Source: Richard, F., Chouinard, Y. and Pothier, F., Département des sciences animales, Université Laval (Québec, QC).
A typical lactation curve can be described as increasing from initial yield at calving to maximum or peak yield, maintaining peak yield, and decreasing from peak yield to the end of lactation. Cows are persistent if they tend to maintain their peak yield within a lactation period.
Literature data suggests cAMP as an efficient molecule to improve milk constituent secretion. The efficacy of cAMP-elevating agents in stimulating the rate of casein secretion has been reported as early as 1975. Intracellular concentration of cyclic nucleotides is actively regulated through synthesis with adenylyl cyclase and through degradation with phosphodiesterase. PDEs are the enzymes that degrade cyclic nucleotides like cAMP into its inactive form, 5’-AMP. The use of non-specific PDE inhibitor resulted in enhancement of lactational performance with an increase in cell number in mammary gland.
We have preliminary data showing that PDE4A and PDE4D transcripts are present in bovine mammary gland. In the rat, type 4 PDE is actively involved in casein secretion. PDE4A and PDE4D transcripts are also present in rat mammary gland. In the mouse, we have developed PDE4D-null animals. They have reproductive problem with a reduced female fertility and an important ovulation problem due to impaired spatio-temporal gene expression in follicular cells. Interestingly, we have reported that the number of pups decreased during the first week of delivery. The pups look healthy.

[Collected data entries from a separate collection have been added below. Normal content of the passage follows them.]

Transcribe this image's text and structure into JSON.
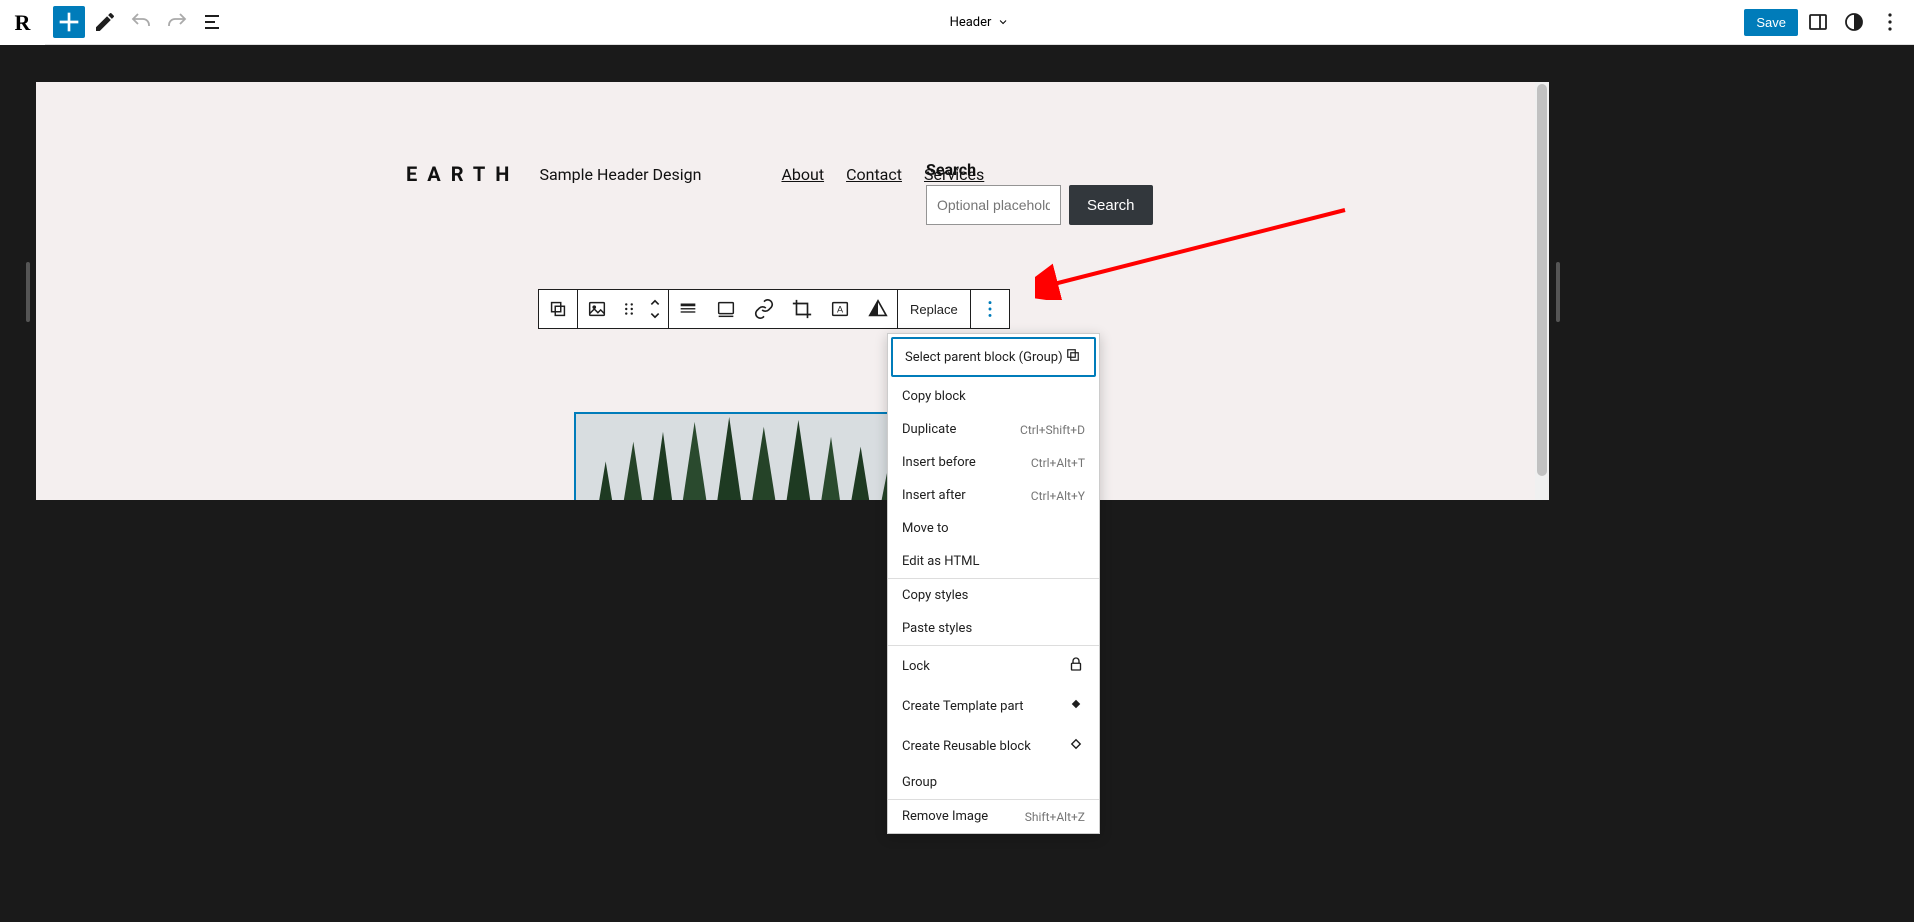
{
  "topbar": {
    "doc_title": "Header",
    "save_label": "Save"
  },
  "logo": "R",
  "header": {
    "site_title": "EARTH",
    "tagline": "Sample Header Design",
    "nav": [
      "About",
      "Contact",
      "Services"
    ]
  },
  "search": {
    "label": "Search",
    "placeholder": "Optional placeholder…",
    "button": "Search"
  },
  "block_toolbar": {
    "replace": "Replace"
  },
  "context_menu": {
    "select_parent": "Select parent block (Group)",
    "copy_block": "Copy block",
    "duplicate": {
      "label": "Duplicate",
      "shortcut": "Ctrl+Shift+D"
    },
    "insert_before": {
      "label": "Insert before",
      "shortcut": "Ctrl+Alt+T"
    },
    "insert_after": {
      "label": "Insert after",
      "shortcut": "Ctrl+Alt+Y"
    },
    "move_to": "Move to",
    "edit_html": "Edit as HTML",
    "copy_styles": "Copy styles",
    "paste_styles": "Paste styles",
    "lock": "Lock",
    "create_template": "Create Template part",
    "create_reusable": "Create Reusable block",
    "group": "Group",
    "remove": {
      "label": "Remove Image",
      "shortcut": "Shift+Alt+Z"
    }
  }
}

We can easily speculate a decreased ability of mammary gland to produce milk (low milk yield) to be responsible at least in part for the low survival rate of pups. We have also preliminary data showing the presence of PDE5A transcript and protein in bovine. PDE5A in a cGMP-specific PDE as PDE4 are cAMP-PDE specific. These data are actually incomplete since different pathways regulate PDE activity. The first objective of our project is therefore to establish PDEs expression pattern in mammary gland. This section will be done using mammary tissue from slaughterhouse.
The second objective is to study the functional regulation of PDEs during a complete lactation. If our hypothesis is confirmed, it would be possible to achieve a better persistency through the use of modulator of PDE activity. We believe that these manipulations can be accomplish through the use of nutraceutical (plant extracts) already available on the market, and known to affect for example cGMP and PDEs activity in human.

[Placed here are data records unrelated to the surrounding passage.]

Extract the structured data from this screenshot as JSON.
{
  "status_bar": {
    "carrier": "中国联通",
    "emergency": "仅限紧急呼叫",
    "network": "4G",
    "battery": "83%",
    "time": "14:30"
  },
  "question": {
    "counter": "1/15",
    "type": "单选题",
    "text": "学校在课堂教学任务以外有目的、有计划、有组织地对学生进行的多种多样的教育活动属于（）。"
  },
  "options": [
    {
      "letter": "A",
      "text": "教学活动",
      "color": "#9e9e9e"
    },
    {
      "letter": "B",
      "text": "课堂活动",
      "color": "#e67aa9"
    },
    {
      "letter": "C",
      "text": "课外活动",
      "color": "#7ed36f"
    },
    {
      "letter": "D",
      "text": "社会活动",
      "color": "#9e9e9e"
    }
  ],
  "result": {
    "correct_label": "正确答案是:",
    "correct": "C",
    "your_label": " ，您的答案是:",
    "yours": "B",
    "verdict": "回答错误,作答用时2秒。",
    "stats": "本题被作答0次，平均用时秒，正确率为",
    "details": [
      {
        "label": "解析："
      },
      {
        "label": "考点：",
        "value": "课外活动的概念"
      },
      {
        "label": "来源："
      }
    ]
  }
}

A first example of potential nutraceutical approach would be the use of the herb Cnidium Monnier, the natural form of 4-methylpiperazine known to increase nitric oxide releases, which stimulate the production of cGMP. A second example would be the seed of Xanthoparmelia Scabrosa, the natural form of pyrazolo pyrimidinome which is known to inhibit the production of PDE5. These 2 products are already available on the market. We are not proposing using this strategy but it is a consideration. If a better persistency can be achieved through the use of cGMP PDEs inhibitor, the producer may chose to maintain milk yield at the peak of lactation, and therefore increase milk production during total lactation. Alternatively, one may wish to maintain the same level of total production by reducing milk yield at the peak of lactation. In that case, cows will have a flatter lactation curves, which is known to reduce the incidence of metabolic and reproductive disorders that originate from the physiological stress of high milk yield would, and the proportion of roughage in the ratio could be increased, thus reducing production costs. In both cases, improving lactation persistency may allow increasing the length of lactation which makes the cows more profitable.
These products can be easily protected against ruminal fermentation by lipid encapsulation before being added in the diets of dairy cows.